FETCH NEXT FROM Cursor_1 INTO
@E_CS,
@E_CE,
@W_CS,
@W_CE;
DECLARE @insertRowCount INT = 0
WHILE (@@FETCH_STATUS = 0 AND @maxLoopCount > 0)
BEGIN
-- control the loop to prevent deathlock
Set @maxLoopCount = @maxLoopCount - 1
SET @insertRowCount = 0
INSERT INTO @RETTB
SELECT @E_CS, @E_CE
IF (@W_CS < @E_CE)
BEGIN
SELECT @insertRowCount = 2
,@CS_1 = @mW_StartCount
,@CE_1 = @mE_StartCount
,@CS_2 = @mE_EndCount
,@CE_2 = @mW_EndCount
END
ELSE
BEGIN
SELECT @insertRowCount = 1
,@CS_1 = GREATEST(E_CS, W_CS)
,@CE_1 = GREATEST(E_CE, W_CE)
END
IF @insertRowCount >= 1
BEGIN
INSERT INTO @RETTB
SELECT @CS_1, @CE_1
END
IF @insertRowCount = 2
BEGIN
INSERT INTO @RETTB
SELECT @CS_2, @CE_2
END
---- Perform the next fetch.
FETCH NEXT FROM Cursor_1 INTO
@E_CS,
@E_CE,
@W_CS,
@W_CE;
END
CLOSE Cursor_1;
DEALLOCATE Cursor_1;
This approach is very slow.
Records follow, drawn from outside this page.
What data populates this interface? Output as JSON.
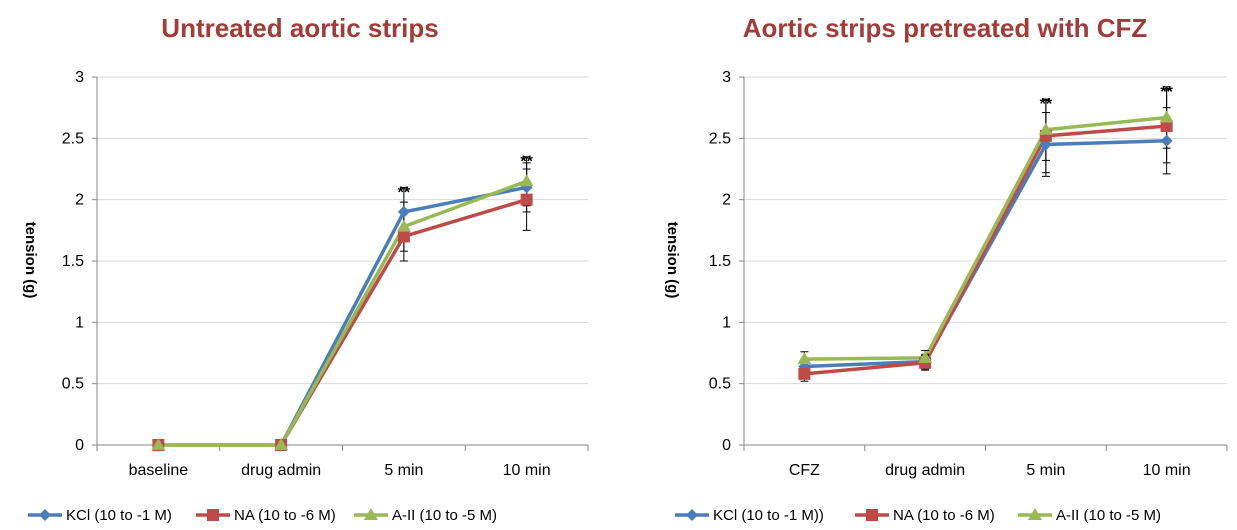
{
  "colors": {
    "title": "#A33B36",
    "KCl": "#4A7EBB",
    "NA": "#BE4B48",
    "AII": "#98B954",
    "axis": "#868686",
    "grid": "#D9D9D9",
    "error": "#000000"
  },
  "chart_data": [
    {
      "type": "line",
      "title": "Untreated aortic strips",
      "xlabel": "",
      "ylabel": "tension (g)",
      "ylim": [
        0,
        3
      ],
      "yticks": [
        "0",
        "0.5",
        "1",
        "1.5",
        "2",
        "2.5",
        "3"
      ],
      "grid": "horizontal",
      "legend_position": "bottom",
      "categories": [
        "baseline",
        "drug admin",
        "5 min",
        "10 min"
      ],
      "series": [
        {
          "name": "KCl (10 to -1 M)",
          "key": "KCl",
          "marker": "diamond",
          "values": [
            null,
            0,
            1.9,
            2.1
          ],
          "errors": [
            null,
            0,
            0.2,
            0.2
          ]
        },
        {
          "name": "NA (10 to -6 M)",
          "key": "NA",
          "marker": "square",
          "values": [
            0,
            0,
            1.7,
            2.0
          ],
          "errors": [
            0,
            0,
            0.2,
            0.25
          ]
        },
        {
          "name": "A-II (10 to -5 M)",
          "key": "AII",
          "marker": "triangle",
          "values": [
            0,
            0,
            1.78,
            2.15
          ],
          "errors": [
            0,
            0,
            0.2,
            0.2
          ]
        }
      ],
      "annotations": [
        {
          "category": "5 min",
          "text": "**"
        },
        {
          "category": "10 min",
          "text": "**"
        }
      ]
    },
    {
      "type": "line",
      "title": "Aortic strips pretreated with CFZ",
      "xlabel": "",
      "ylabel": "tension (g)",
      "ylim": [
        0,
        3
      ],
      "yticks": [
        "0",
        "0.5",
        "1",
        "1.5",
        "2",
        "2.5",
        "3"
      ],
      "grid": "horizontal",
      "legend_position": "bottom",
      "categories": [
        "CFZ",
        "drug admin",
        "5 min",
        "10 min"
      ],
      "series": [
        {
          "name": "KCl (10 to -1 M))",
          "key": "KCl",
          "marker": "diamond",
          "values": [
            0.64,
            0.68,
            2.45,
            2.48
          ],
          "errors": [
            0.06,
            0.06,
            0.26,
            0.27
          ]
        },
        {
          "name": "NA (10 to -6 M)",
          "key": "NA",
          "marker": "square",
          "values": [
            0.58,
            0.67,
            2.52,
            2.6
          ],
          "errors": [
            0.06,
            0.06,
            0.3,
            0.3
          ]
        },
        {
          "name": "A-II (10 to -5 M)",
          "key": "AII",
          "marker": "triangle",
          "values": [
            0.7,
            0.71,
            2.57,
            2.67
          ],
          "errors": [
            0.06,
            0.06,
            0.25,
            0.25
          ]
        }
      ],
      "annotations": [
        {
          "category": "5 min",
          "text": "**"
        },
        {
          "category": "10 min",
          "text": "**"
        }
      ]
    }
  ]
}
I need to do it with a set-based approach. But cannot figure it out.
What you are looking for can likely be formed using a CROSS APPLY
that generates the values you need to insert, derived from the preceding FROM
clause content.
Typically, the CROSS APPLY
would contain a VALUE
tuples collection or a sequence of SELECT
s merged with a UNION ALL
. The SELECT/UNION approach allows you to also apply WHERE
conditions.
Something like:
INSERT Target
SELECT C.*
FROM E
JOIN W ON ...
CROSS APPLY (
SELECT E.CS, E.CE
UNION ALL
SELECT GREATEST(E.CS, W.CS) AS CS, GREATEST(E.CE, W.CE) AS CE
UNION ALL
SELECT W.CS, W.CE WHERE W.CS > E.CE
) C
You may need to tweak the CROSS APPLY
to match your original logic, but the important point of this answer is the technique.
The GREATEST()
function is available in SQL Server 2022 and later. For earlier versions you can use a CASE
expression of IIF()
function like CASE WHEN E.CS > W.CS THEN E.CS ELSE W.CS END
OR IIF(E.CS > W.CS, E.CS, W.CS)
.